Personal information
- Full name: David Starbuck
- Date of birth: 12 June 1950 (age 74)
- Place of birth: Melbourne, Victoria, Australia
- Original team(s): Pascoe Vale
- Height: 180 cm (5 ft 11 in)
- Weight: 71 kg (157 lb)
- Position(s): Wing

Playing career^{1}
- Years: Club / Games (Goals)
- 1970–71: Essendon / 13 (2)
- ^{1} Playing statistics correct to the end of 1971.

= David Starbuck =

Australian rules footballer

David Starbuck (born 12 June 1950) is a former Australian rules footballer who played for Essendon in the Victorian Football League (VFL).

Starbuck was recruited to Essendon from Pascoe Vale, a team he played under 19s with. A wingman, Starbuck played in a reserves premiership for Essendon in 1968 and, in the same year, came second in the Morrish Medal – awarded to the best and fairest player in the VFL under 19s competition – behind Paul Callery of Melbourne.

He made his senior debut in round 6, 1970, and went on to play seven total games that season.

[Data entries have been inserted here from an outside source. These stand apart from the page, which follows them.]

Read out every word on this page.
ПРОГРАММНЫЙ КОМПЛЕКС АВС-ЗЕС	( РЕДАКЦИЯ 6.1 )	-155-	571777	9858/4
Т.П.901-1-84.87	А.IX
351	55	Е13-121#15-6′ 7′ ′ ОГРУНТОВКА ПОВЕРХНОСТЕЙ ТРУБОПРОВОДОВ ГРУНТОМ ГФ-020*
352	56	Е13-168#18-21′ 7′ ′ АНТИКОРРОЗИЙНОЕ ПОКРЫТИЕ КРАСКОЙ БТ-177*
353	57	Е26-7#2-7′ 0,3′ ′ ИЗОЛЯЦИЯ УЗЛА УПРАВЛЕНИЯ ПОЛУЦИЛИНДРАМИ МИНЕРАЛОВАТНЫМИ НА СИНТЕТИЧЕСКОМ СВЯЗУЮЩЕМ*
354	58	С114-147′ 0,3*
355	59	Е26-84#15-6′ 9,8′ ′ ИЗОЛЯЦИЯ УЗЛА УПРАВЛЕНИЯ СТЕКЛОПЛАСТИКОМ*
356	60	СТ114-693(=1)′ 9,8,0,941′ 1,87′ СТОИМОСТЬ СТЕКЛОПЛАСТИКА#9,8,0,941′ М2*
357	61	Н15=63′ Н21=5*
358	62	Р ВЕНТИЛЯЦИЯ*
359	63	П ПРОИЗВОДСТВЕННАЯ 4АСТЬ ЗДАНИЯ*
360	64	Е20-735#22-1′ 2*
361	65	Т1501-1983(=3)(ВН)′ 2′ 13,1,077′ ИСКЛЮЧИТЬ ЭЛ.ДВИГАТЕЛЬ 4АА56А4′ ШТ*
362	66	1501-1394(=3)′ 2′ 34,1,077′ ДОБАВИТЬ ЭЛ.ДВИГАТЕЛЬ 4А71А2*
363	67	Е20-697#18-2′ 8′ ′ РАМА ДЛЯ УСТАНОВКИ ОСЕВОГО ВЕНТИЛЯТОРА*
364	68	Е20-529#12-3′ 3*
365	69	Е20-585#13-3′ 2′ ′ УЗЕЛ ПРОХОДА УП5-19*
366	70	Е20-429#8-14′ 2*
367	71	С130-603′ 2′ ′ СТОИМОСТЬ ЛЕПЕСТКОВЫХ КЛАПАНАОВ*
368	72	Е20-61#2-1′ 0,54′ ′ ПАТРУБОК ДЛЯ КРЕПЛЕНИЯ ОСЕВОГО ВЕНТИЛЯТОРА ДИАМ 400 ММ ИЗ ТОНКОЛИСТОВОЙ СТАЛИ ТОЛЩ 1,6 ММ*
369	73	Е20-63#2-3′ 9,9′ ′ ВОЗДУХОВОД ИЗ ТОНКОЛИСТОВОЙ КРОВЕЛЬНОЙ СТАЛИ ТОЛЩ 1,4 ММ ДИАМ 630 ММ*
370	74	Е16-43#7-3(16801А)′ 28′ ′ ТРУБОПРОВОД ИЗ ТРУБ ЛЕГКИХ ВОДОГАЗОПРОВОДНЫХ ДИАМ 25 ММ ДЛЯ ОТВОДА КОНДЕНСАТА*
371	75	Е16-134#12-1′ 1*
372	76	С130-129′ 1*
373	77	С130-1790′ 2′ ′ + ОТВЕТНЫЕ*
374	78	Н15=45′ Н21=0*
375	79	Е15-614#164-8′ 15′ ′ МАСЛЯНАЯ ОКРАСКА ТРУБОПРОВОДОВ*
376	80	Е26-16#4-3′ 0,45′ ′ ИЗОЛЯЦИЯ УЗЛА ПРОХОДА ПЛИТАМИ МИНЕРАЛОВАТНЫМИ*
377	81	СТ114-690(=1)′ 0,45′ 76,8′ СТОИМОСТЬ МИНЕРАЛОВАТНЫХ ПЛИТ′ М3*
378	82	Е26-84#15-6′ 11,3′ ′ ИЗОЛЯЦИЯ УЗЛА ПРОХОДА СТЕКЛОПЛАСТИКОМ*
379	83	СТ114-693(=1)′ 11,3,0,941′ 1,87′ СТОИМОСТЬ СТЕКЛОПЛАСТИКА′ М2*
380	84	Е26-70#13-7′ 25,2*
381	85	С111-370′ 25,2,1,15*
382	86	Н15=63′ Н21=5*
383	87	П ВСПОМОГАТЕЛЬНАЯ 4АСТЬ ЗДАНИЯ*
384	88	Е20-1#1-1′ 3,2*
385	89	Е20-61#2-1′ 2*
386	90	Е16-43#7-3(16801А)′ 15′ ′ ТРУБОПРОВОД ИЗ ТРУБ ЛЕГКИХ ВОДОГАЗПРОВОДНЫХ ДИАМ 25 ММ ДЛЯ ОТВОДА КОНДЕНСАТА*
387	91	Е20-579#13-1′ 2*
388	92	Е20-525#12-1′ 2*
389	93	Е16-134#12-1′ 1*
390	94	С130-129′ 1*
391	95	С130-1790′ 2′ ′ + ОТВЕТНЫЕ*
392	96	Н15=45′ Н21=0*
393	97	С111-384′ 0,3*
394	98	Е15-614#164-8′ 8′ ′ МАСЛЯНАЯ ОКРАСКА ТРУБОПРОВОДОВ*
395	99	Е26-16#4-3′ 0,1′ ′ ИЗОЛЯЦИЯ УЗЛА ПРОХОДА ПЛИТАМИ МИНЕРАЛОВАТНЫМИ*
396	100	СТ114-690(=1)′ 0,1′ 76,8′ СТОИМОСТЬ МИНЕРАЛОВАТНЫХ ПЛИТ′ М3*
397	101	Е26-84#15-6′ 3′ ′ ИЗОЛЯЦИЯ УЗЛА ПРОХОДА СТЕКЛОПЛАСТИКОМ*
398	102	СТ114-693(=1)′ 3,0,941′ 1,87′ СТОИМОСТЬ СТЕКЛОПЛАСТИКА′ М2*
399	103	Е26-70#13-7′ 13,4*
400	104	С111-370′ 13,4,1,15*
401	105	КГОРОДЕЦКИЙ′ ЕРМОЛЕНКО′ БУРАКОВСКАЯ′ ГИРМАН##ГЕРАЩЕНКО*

Starbuck played six further games in 1971 and he kicked the only two goals of his senior VFL career in what was to be his last game, a round 22 loss to Fitzroy.

Following his departure from Essendon, Starbuck went to play for Coburg in the Victorian Football Association from 1972 to 1973. Subsequent to that he played for various local clubs, including Romsey (1974), his original team Pascoe Vale (1975–79), Reservoir-Lakeside (1980–82) and Woodend (1983–84).